A trio of Apple patent filings relating to biometric input devices could reveal plans for a remote control, potentially destined for Apple TV, capable of distinguishing multiple users for association with custom profiles on a second device.
Published by the U.S. Patent and Trademark Office on Thursday, Apple's three applications are variations (1, 2, 3) on a biometric theme. Each mentions a device capable of collecting biometric information from a user, associating that data to a profile and remotely configuring a second device based on that information.
Apple has filed for numerous inventions touching on biometric-based user profiles, but today's applications are some of the first to incorporate claims intertwining such technology with a remotely controlled device. A television or set-top box is specifically employed as an example application in all three patents. And while Apple is quick to note the TV metaphor is meant only to illustrate its invention, the idea of a fingerprint reading remote control capable of seamlessly switching user preferences is perhaps the filings' most enticing application.
Each document has at its core a device with biometric sensing capabilities sensitive enough to positively identify a user or multiple users. Suitable sensors range from fingerprint scanners and cameras for facial recognition to retinal scanners and algorithms for deciphering voice prints.
Apple describes the biometric device as a dedicated remote control, though the invention also accommodates iPhones, current models of which sport Touch ID hardware. In such cases implementation would likely only require a software update as Apple's Remote iOS app is already capable of connecting with and controlling Apple TV.

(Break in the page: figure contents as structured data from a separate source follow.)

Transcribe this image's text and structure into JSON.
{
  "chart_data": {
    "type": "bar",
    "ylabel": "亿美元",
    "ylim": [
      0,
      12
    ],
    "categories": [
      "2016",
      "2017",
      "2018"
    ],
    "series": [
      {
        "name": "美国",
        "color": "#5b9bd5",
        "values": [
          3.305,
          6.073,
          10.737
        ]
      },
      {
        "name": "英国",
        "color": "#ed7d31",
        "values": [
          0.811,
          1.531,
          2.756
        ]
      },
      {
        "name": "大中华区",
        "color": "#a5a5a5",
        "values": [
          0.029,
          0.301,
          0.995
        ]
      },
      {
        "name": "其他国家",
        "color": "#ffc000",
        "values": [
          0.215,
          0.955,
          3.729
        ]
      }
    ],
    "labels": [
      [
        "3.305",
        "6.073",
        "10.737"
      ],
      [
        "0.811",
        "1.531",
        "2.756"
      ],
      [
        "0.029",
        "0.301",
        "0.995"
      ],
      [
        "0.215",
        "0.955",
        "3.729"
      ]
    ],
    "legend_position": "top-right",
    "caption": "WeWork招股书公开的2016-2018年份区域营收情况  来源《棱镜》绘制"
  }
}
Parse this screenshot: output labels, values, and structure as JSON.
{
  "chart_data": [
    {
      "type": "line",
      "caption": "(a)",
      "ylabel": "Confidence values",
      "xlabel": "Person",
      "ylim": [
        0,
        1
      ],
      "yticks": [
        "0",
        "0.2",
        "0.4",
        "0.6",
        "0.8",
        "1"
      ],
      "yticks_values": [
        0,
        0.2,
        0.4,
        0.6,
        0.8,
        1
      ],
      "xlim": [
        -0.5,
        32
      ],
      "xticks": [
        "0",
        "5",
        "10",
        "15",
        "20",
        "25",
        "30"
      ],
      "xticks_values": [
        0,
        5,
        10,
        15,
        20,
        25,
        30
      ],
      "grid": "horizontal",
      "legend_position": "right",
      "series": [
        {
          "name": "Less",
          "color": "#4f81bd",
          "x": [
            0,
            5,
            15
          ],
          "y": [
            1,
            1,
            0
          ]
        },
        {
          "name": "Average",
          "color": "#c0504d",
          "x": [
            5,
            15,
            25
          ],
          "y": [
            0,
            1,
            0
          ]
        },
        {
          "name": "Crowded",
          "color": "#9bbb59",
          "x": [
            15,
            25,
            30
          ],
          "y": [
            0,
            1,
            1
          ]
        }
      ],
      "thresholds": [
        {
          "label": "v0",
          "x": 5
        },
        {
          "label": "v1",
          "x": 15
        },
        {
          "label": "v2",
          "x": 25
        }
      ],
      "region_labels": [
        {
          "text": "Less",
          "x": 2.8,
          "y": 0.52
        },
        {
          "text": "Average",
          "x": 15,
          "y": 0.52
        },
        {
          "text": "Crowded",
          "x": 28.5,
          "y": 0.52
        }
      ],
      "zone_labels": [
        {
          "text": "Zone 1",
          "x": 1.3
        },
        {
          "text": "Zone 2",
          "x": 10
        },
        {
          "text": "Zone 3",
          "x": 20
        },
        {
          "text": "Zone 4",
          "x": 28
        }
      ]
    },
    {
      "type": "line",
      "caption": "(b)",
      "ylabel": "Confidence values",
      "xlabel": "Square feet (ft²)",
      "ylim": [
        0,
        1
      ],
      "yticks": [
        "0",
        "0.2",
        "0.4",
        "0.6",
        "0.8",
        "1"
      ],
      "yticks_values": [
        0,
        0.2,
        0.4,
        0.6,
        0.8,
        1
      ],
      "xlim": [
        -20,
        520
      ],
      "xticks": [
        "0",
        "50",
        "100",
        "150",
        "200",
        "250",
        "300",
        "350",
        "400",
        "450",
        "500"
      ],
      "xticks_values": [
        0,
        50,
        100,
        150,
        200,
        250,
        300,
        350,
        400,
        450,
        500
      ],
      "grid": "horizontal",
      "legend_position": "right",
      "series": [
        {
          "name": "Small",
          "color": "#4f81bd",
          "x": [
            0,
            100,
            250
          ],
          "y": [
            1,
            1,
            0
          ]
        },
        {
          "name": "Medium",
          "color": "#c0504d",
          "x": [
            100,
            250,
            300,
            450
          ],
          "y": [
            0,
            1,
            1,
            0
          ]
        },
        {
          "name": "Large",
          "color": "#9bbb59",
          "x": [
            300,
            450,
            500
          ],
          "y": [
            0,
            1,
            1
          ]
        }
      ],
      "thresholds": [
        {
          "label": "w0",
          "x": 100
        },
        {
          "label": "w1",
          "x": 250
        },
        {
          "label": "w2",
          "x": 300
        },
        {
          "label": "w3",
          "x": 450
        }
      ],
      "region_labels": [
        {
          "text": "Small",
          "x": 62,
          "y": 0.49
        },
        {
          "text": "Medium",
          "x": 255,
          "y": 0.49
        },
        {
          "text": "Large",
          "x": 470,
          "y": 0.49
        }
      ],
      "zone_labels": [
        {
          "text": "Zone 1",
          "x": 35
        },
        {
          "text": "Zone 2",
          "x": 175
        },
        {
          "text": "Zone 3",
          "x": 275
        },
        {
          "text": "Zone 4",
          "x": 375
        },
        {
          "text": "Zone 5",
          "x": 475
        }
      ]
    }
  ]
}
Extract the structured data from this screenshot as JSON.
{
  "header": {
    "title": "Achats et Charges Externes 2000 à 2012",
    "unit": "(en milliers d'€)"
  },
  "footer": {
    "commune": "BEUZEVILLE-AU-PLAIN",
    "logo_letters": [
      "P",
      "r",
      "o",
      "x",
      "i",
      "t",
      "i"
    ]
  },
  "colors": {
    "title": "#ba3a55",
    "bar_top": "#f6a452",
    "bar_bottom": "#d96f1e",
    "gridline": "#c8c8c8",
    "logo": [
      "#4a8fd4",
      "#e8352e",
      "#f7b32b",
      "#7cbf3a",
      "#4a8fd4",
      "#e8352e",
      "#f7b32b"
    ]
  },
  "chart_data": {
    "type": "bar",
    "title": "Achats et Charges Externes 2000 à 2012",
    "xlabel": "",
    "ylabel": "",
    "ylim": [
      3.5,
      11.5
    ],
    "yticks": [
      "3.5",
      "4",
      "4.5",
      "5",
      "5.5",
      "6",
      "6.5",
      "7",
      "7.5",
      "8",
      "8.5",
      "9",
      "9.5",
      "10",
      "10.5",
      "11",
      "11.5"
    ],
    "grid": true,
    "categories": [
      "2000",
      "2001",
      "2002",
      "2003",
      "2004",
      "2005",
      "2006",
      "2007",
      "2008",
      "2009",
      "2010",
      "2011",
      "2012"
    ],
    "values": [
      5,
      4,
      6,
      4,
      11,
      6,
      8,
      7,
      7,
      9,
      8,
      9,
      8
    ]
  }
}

In practice, a user interacts with the device in question to activate a profile on a second, remotely controlled device. Depending on sensor positioning, this process can happen naturally without much in the way of user interaction. For example, a fingerprint sensor might be disposed beneath a system power button, meaning the user would need only to pick up the remote and turn their TV on to load a preset configuration.
Along with usual system settings like favorite channels, brightness and contrast, volume controls and others, the invention supports multi-user access to certain functions. As an example, a husband and wife may have different app and channel settings, as well as files that are stored locally but accessed separately. Personalized profiles might also be used to aid in content discovery and per-user purchasing, much like Touch ID and Apple's digital storefronts.
One of the more interesting applications deals with restrictions for children. Current Apple products, including Apple TV, have parental controls built in, but these settings must be toggled on and off with a passcode. By implementing fingerprint sensing, the system could be provisioned to restrict children from watching mature content without express biometric authorization from an adult.
In other examples, of which there are many in today's patent triad, a single user can provision multiple configurations to be accessed with different fingerprints or fingerprint sequences. Multiple users may also hide personal files protected behind their biometric identifier.
As with all Apple patent applications, it remains unclear if the company actually plans to ship a biometric-capable remote or something like it. According to recent rumors, however, Apple is set to launch an all-new remote with built-in touchpad alongside an expected Apple TV hardware refresh, a prime time to introduce Touch ID to the set-top streamer. Exactly when that revision is due is widely debated, though some reports point to a release this fall.
All three patent applications were filed for on the same day in January 2014 and credit Michael DiVincent, Nicole J. Hollopeter and Ruben Caballero as inventors.